The issue on appeal is whether the Virgin Islands legislature’s amendment of the Virgin Islands Workmen’s Compensation Act (the Act) to retroactively eliminate application of the “borrowed employee” doctrine as a bar to pending tort suits constitutes an unjustified impairment of the contractual obligations of Hess Oil Virgin Islands Corporation (Hess or HOVIC), or a violation of Hess’ due process rights. Six employees of Litwin Panamerican, Inc. (Lit-win) who were injured while on loan to and working for Hess filed separate tort actions against Hess. In each case, Hess moved for summary judgment on the basis of the “borrowed employee” doctrine under which workmen’s compensation was the employee’s exclusive remedy. In four of the cases, Hess’ motions were granted. The legislature then amended the Act, and Hess’ motions in the two remaining cases were denied. Appeals are before us in all six cases. Our jurisdiction rests on 28 U.S.C. §§ 1291, 1292(b).

I.

Facts

A. The “Borrowed Employee" Doctrine

In 1976, Hess and Litwin entered into an agreement, amended in 1980, whereby Lit-win was to provide personnel to perform general maintenance and turnaround work at Hess’ St. Croix refinery. Under the agreement, Litwin workers were divided into two classes. Employees in the class [1240]*1240involved here, Type-I personnel, were furnished “as loanees under HOVIC’s direction and control in the numbers and by skills as ordered from time to time by HOVIC.” Nieves App. at 25.1 Hess assumed “direct supervision, direction and control” over these employees, and Litwin was not “responsible to HOVIC or liable for the workmanship of such personnel or for any mistake, error or act of negligence of such personnel.” Nieves App. at 24. Litwin was responsible for maintaining “at its own expense” Virgin Islands workmen’s compensation insurance, any other statutorily required workmen’s compensation insurance and employer’s liability insurance against common law claims. Nieves App. at 32. With respect to Type I work, Hess agreed to “defend, indemnify and hold [Lit-win] harmless from any and all loss, damage, injury, liability, claim, demand, cause of action and judgment for personal injuries or death or for damage to or loss of property ... from any occurrence resulting from the performance of said work under this Agreement_” Nieves App. at 33-34. When hiring employees to serve as Type-I employees on loan to Hess, it was Litwin’s practice to have them sign a Hess loanee form. That form states:

This is to inform you of the conditions under which you will be working as a “HESS LOANEE”. You should be aware that while working as a loanee:
1. HOVIC personnel will control, direct, and supervise all aspects of your work.
2. At no time should you receive, or act under instructions from Litwin Supervision.
3. HOVIC will provide you with safety equipment and will ensure that all safety conditions surrounding your work are met.

Nieves App. at 61.

George Vanterpool, originally hired by Litwin as a Type-I employee in 1976, brought suit against Hess seeking damages for injuries sustained as a result of Hess’ alleged negligence while Vanterpool was on loan to Hess in 1981. At that time, the exclusive remedy provision of the Virgin Islands Workmen’s Compensation Act stated:

When an employer is insured under this chapter, the right herein established to obtain compensation shall be the only remedy against the employer.

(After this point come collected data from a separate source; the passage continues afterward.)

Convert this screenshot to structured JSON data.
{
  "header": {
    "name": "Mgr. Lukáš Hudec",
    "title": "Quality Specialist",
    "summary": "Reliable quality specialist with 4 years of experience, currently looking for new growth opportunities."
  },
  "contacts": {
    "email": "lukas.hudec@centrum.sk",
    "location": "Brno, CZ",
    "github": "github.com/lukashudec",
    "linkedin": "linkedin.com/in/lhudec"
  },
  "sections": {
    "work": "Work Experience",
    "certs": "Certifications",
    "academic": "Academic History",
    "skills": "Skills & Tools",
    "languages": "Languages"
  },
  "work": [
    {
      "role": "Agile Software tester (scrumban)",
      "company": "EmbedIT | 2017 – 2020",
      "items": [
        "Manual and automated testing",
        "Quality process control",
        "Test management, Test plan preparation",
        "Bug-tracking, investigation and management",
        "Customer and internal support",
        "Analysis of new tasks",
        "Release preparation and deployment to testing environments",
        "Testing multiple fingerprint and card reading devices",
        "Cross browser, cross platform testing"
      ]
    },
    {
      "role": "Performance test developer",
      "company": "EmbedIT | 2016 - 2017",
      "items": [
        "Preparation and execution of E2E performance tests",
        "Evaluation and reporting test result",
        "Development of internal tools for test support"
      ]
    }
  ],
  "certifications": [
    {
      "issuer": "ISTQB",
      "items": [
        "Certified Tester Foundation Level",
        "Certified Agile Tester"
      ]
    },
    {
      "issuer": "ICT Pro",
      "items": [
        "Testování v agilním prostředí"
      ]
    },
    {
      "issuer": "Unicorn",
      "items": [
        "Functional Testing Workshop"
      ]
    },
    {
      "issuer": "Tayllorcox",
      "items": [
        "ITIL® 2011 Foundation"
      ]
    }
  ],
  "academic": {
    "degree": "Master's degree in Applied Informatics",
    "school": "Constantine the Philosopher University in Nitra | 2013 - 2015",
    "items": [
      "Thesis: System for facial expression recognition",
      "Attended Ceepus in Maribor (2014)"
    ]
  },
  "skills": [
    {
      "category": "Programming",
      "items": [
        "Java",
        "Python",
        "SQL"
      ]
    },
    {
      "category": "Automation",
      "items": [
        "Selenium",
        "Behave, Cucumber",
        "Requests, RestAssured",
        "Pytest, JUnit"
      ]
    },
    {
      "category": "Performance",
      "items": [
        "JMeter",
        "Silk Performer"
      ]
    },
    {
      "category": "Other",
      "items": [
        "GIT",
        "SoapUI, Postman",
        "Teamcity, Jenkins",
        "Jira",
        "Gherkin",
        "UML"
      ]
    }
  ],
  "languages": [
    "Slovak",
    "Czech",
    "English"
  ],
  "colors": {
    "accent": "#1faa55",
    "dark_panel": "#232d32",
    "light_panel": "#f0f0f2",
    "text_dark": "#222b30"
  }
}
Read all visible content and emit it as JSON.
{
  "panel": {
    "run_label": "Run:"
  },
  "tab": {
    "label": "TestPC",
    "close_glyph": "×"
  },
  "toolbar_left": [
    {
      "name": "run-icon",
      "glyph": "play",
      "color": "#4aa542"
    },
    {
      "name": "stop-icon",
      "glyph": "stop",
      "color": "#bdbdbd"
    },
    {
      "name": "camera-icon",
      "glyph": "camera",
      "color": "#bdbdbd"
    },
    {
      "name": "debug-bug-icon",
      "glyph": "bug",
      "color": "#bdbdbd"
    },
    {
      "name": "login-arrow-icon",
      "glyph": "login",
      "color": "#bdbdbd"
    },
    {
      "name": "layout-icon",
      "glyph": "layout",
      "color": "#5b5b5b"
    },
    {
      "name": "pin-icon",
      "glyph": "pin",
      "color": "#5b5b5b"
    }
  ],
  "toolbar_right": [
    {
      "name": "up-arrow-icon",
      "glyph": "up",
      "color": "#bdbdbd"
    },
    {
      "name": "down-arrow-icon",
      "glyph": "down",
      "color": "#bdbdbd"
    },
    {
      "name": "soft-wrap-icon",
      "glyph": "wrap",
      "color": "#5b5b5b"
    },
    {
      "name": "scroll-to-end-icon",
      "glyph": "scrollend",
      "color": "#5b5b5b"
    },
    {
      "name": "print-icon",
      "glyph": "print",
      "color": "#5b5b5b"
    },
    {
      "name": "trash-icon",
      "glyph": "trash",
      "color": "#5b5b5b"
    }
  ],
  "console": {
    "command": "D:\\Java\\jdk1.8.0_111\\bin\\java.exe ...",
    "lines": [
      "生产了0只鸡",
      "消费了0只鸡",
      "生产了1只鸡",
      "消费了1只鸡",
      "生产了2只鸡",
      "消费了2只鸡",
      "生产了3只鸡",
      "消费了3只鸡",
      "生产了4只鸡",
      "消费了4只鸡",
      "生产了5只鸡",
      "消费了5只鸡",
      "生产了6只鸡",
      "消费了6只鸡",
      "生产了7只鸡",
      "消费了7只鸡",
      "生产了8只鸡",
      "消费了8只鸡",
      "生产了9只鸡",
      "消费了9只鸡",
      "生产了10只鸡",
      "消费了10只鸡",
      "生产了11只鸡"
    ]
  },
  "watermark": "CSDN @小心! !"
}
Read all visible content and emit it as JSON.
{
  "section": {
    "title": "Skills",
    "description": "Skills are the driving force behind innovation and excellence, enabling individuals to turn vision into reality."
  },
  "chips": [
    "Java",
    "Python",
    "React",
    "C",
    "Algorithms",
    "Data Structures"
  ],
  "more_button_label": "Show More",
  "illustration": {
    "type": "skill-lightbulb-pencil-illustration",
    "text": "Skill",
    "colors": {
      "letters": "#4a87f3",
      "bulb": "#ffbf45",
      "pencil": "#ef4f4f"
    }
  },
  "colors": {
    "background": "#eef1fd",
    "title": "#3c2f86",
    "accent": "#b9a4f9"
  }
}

24 V.I.C. § 284 (1970). In 1984, the district court held that under the borrowed employee doctrine this section could apply to bar Vanterpool’s tort action against Hess, his borrowing employer. See Vanterpool v. Hess Oil Virgin Islands Corp., 589 F.Supp. 334, 339 (D.V.I.1984), aff'd in part and rev’d in part, 766 F.2d 117 (3d Cir.1985), cert. denied, — U.S. —, 106 S.Ct. 801, 88 L.Ed.2d 777 (1986). Under the common law borrowed employee doctrine:

... if a special (borrowing) employer exercises a sufficient degree of control over a borrowed employee for a time sufficient to suggest that the employee has assessed the risks of his new employment and has acquiesced in his borrowing employer’s control, the borrowing employer may be deemed a statutory employer for purposes of workers’ compensation.... The borrowed employee is then barred from suing his borrowing employer for injuries sustained during the course of his employment; instead, the borrowed employee is remitted to the exclusive remedy provided by the relevant workers’ compensation act.

Vanterpool v. Hess Oil Virgin Islands Corp., 766 F.2d 117, 121 (3d Cir.1985).

The district court’s holding was the first application of the borrowed employee doctrine in the Virgin Islands. In response, on October 19,1984, the Virgin Islands legislature added to the Workmen’s Compensation Act a section abrogating the borrowed employee doctrine. That section states:

It shall not be a defense to any action brought by or on behalf of an employee, that the employee at the time of his injury or death was the borrowed,
[1241]*1241loaned, or rented employee of another employer. Any oral or written agreement between an employer and employee which makes the employee the borrowed, loaned or rented employee of another employer shall be null and void as being against the public policy of this Territory.

24 V.I.C. § 263a (1986).

Although section 263a had been enacted when Vanterpool’s appeal came before this court, we referred to it in a footnote only, stating that the “amendment’s effect is prospective only.” Vanterpool, 766 F.2d at 119 n. 1. We agreed with the district court that the borrowed employee doctrine was applicable in the Virgin Islands. Id. at 121-26.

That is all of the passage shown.